« L’image n’est pas une quelconque idée exprimée par le réalisateur, mais tout un monde miroité dans une goutte d’eau ». Tarkovski, A. (1986), Le temps scellé, Editions de l'étoile, P.64.
Ces quelques mots, empruntés à Andreï Tarkovski, trouvent un écho particulier dans l’œuvre que nous offre Christi Puiu avec Malmkrog. Dans cette adaptation des Trois entretiens sur la guerre, la morale et la religion de Solodiev, le cinéaste roumain semble préconcevablement nous servir 3h20 d’observation de l’art rhétorique tel qu’il est employé au sein de la noblesse prusse du XIXe. Si l’on prend en compte le fort potentiel lassant - pour ne pas dire inintéressant - du sujet initial, le travail de Puiu se rapproche du miracle, tant il parvient à sublimer et rendre passionnantes les diverses conversations auxquelles s’adonnent les personnages principaux.
Outre l’aspect esthétique qui vient parachever le travail de mise en scène réalisé - à ce titre, certaines scènes persistent presque naturellement dans le cortex visuel des spectateurs -, Puiu s’engage dans une tentative de subjectivisation de l’espace.

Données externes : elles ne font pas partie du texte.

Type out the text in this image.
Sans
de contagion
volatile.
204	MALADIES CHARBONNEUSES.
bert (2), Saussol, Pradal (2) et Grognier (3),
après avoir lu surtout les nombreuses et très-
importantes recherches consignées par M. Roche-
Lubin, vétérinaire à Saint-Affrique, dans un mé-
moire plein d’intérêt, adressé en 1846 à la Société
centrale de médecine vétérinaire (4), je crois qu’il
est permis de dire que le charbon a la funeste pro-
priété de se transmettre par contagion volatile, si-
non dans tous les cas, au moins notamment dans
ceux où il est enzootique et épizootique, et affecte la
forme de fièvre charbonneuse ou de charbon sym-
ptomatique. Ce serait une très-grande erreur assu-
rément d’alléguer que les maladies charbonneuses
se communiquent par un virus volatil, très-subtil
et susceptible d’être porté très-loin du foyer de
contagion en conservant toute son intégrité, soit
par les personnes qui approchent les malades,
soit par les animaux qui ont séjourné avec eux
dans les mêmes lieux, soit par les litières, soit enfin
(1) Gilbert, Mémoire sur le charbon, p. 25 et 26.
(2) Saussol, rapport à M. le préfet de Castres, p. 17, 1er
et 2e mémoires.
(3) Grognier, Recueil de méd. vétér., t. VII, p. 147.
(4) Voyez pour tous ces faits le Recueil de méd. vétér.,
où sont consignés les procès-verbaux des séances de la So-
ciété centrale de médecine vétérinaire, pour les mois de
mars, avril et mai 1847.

La profondeur des champs, la légèreté du mouvement de la caméra et sa faculté à se détacher des personnages (qu’ils soient en train de parler ou non) forment tout un ensemble d’éléments témoignant de la singularité de Malmkrog.
Dans la continuité de cette singularité entretenue, l’omniprésence discrète mais signifiante des servants dans le film mérite également une analyse plus ou moins approfondie. Puiu les met en scène avec une attention particulière, faisant de ces derniers de véritables révélateurs des rapports de pouvoir (et de domination) qui sous-tendent cette société aristocratique. Leur positionnement dans le cadre, la fluidité des déplacements et leur silence permanent en font des observateurs muets - au même titre que nous, spectateurs -, témoins d’une joute intellectuelle à laquelle il semble difficile de prendre part. La présence des serveurs se pose également comme un enrichissement de la réflexion qui s’articule autour de la notion de hiérarchie sociale, puisqu’elle souligne la limite adjacente propre au discours philosophique des élites : celle des réalités matérielles et la prépondérance des rapports de force qui structurent cet entre-soi.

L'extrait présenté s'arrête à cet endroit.